Orlando Sentinel - Proposal pits tax relief against cash for schools

"The current proposal does not hold education harmless, and, as promised, the FEA cannot support and will not support the current plan in its current form," [Andy]Ford [president of the Florida Education Association] said.

Tax reform or tax cuts?

Florida TaxWatch is another organization reviewing the proposed amendment:

Florida TaxWatch finds that that the plan really amounts to tax cuts – not true tax reform.

Savings are targeted almost exclusively to homestead property owners, leaving non-homesteaders and businesses with little protection from property taxes that have spiraled out of control.

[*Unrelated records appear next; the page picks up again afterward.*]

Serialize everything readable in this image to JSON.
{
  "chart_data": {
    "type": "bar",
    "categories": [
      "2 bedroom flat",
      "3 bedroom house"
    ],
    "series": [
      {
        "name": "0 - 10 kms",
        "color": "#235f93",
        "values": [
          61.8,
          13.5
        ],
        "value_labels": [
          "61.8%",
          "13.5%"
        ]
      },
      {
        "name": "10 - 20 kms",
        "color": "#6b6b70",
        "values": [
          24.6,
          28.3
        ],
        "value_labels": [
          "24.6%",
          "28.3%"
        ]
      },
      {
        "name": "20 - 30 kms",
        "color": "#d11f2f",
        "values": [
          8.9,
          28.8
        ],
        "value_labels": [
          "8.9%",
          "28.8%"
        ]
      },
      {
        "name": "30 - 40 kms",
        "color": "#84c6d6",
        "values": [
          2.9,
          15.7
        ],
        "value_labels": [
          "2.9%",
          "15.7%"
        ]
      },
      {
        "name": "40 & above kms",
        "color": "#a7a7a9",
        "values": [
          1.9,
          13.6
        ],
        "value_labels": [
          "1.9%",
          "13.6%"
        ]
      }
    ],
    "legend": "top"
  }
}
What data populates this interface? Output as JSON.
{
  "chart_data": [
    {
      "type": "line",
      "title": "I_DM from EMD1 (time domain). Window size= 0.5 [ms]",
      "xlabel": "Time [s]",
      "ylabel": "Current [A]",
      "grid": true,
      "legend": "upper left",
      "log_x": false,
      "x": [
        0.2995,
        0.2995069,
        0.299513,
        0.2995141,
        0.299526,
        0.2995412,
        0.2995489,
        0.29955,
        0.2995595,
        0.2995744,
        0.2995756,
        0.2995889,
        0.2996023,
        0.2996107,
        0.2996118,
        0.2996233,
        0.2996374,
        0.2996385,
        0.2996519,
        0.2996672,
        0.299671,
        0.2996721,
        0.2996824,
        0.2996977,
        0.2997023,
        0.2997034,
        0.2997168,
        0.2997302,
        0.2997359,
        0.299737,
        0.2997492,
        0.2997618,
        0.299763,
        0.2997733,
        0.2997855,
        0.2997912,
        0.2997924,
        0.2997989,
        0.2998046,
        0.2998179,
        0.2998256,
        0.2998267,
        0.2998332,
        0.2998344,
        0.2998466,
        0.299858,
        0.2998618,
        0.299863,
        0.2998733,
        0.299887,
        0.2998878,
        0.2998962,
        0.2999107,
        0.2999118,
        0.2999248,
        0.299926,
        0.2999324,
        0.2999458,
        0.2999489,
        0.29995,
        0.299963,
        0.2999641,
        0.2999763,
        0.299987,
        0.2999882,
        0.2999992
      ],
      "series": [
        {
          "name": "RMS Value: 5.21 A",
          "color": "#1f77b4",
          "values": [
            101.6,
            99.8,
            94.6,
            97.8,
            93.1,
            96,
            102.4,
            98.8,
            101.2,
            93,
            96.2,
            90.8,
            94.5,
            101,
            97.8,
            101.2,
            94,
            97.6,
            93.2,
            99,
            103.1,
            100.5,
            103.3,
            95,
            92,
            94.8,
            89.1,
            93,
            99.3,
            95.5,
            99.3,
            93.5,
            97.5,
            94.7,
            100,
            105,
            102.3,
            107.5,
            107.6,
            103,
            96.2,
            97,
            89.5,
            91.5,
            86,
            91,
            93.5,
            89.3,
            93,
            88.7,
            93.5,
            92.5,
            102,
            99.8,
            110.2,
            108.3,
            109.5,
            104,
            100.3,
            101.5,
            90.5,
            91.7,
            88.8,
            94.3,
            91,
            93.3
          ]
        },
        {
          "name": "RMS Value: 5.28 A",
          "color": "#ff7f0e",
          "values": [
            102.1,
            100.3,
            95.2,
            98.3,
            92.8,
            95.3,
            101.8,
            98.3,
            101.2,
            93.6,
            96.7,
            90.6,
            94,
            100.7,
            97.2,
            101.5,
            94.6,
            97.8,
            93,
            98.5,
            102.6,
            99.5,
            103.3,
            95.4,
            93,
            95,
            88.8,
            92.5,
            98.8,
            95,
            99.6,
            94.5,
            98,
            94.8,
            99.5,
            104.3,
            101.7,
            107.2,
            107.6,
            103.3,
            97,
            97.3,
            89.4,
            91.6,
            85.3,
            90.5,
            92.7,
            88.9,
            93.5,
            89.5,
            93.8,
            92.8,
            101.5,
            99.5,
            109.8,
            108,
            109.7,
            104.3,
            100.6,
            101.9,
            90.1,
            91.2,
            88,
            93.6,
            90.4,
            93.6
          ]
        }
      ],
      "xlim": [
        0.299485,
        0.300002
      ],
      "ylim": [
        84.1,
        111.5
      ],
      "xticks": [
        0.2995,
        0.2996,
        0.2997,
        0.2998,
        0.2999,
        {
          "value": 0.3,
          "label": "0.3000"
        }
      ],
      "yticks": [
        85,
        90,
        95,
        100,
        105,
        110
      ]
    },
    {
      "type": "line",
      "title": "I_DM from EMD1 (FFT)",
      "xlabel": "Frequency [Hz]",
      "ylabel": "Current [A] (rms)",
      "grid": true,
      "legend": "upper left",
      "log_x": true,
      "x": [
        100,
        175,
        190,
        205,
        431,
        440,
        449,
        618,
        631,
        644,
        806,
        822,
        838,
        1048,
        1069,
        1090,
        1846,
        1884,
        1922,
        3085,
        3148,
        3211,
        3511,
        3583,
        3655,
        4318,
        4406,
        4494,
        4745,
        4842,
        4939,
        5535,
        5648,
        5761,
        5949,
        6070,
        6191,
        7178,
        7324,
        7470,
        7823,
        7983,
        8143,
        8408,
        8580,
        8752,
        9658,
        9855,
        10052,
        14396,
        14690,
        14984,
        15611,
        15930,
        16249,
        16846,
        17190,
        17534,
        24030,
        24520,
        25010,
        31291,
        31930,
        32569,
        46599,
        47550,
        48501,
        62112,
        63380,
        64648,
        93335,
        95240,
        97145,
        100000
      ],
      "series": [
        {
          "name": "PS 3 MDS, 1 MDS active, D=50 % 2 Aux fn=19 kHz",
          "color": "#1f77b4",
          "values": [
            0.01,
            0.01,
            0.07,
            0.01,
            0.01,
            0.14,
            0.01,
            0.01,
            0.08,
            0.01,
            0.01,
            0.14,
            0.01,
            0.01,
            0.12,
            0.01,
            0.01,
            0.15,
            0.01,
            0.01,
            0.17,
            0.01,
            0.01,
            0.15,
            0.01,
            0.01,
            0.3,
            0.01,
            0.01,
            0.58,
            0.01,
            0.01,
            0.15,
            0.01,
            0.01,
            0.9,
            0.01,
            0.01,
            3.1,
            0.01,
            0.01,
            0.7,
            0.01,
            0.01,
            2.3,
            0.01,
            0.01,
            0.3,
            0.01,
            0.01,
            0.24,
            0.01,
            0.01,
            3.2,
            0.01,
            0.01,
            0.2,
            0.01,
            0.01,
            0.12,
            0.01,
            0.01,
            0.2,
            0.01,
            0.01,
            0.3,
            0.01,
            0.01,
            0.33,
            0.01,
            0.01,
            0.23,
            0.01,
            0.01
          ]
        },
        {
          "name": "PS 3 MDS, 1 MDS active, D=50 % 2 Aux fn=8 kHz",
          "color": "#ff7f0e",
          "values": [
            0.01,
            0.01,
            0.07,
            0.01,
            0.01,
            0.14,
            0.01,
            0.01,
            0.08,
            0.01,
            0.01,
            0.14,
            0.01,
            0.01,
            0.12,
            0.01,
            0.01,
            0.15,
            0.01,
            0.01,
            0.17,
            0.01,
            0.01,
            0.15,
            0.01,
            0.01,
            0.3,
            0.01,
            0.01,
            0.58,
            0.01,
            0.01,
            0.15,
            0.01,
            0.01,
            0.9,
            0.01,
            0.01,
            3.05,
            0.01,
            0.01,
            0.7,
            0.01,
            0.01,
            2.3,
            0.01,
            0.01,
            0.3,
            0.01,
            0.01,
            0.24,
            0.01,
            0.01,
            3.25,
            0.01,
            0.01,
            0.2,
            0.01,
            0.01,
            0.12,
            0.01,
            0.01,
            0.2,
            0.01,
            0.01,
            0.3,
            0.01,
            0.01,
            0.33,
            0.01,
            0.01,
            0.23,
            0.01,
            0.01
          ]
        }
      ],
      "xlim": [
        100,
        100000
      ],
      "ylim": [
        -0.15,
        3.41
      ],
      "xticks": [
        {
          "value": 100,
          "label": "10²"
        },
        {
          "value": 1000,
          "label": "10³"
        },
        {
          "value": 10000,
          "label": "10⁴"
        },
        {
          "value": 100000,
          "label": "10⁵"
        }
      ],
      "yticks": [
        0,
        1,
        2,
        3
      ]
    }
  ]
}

Another issue is that providing more benefits to homesteaders and attempting to fix problems Save Our Homes created for them makes it much more difficult to create a future constitutional amendment to help non-homestead property that would garner enough voter support to pass. Still another problem is that heaping savings on homesteaders may naturally disincentive them from participating to try to keep local government spending under control. Read more about the Florida TaxWatch analysis here.

Ocala Star-Banner - Payton delivers sharp rebuke to Crist, Legislature on tax cuts

"Shame on you, Governor Crist. Shame on you, members of the Florida Legislature. How can you brag about cutting taxes? Do you really think the people don't understand you are taking food out of the mouth of some poor child and calling it tax reform?"

With ire and passion, Marion County Commissioner Jim Payton on Thursday chastised lawmakers before an audience of about 325 social service providers and children's supporters at the seventh annual Children First breakfast at the Ocala Hilton.

Lawmakers have agreed on a proposal, which must be approved by voters in January, that could cut property taxes by $12 billion over the next five years.

"Will you please tell me who this phantom family is who's going to take care of these little children?" the Republican commissioner continued. "Do you understand, governor and members of the Legislature, that these are children of children? They don't have a family, damn it. What do you not understand? Governor Crist and members of the Florida House and Senate, we are asking you to stop this charade. Stop this cheap political pandering for a few votes that might further some ill-conceived ambition. This morning we are calling you out, governor and members of the Legislature. Will you hear our call?"

Tax cuts

Orlando-Sentinel - Florida House speaker to continue fight for tax cuts

The Speaker plans to raise money from two lobbyist groups, Floridians for Property Tax Reform and his own, to push his tax-cutting agenda. Of the former, reporter Aaron Deslatte uncovers this interesting tidbit:

In the minutes after the tax-cutting session ended Oct. 29, Rubio said he hadn't "given a lot of thought" to his next steps.

But three weeks earlier, on Oct. 8, the speaker had already asked the House's chief lawyer whether he could raise money for the group without violating Florida's fundraising-disclosure law and lobbyist-gift ban, records show.

Because the speaker did not "create, control or maintain" the group, House General Counsel Jeremiah Hawkes wrote, he won't have to adhere to a 2006 law that public officials disclose on a Web site the companies or lobbyists giving them checks.

That means Rubio could potentially raise tens of thousands of dollars from lobbyists whose clients have business before the Legislature -- and never disclose their names.

This from a guy who touts accountability.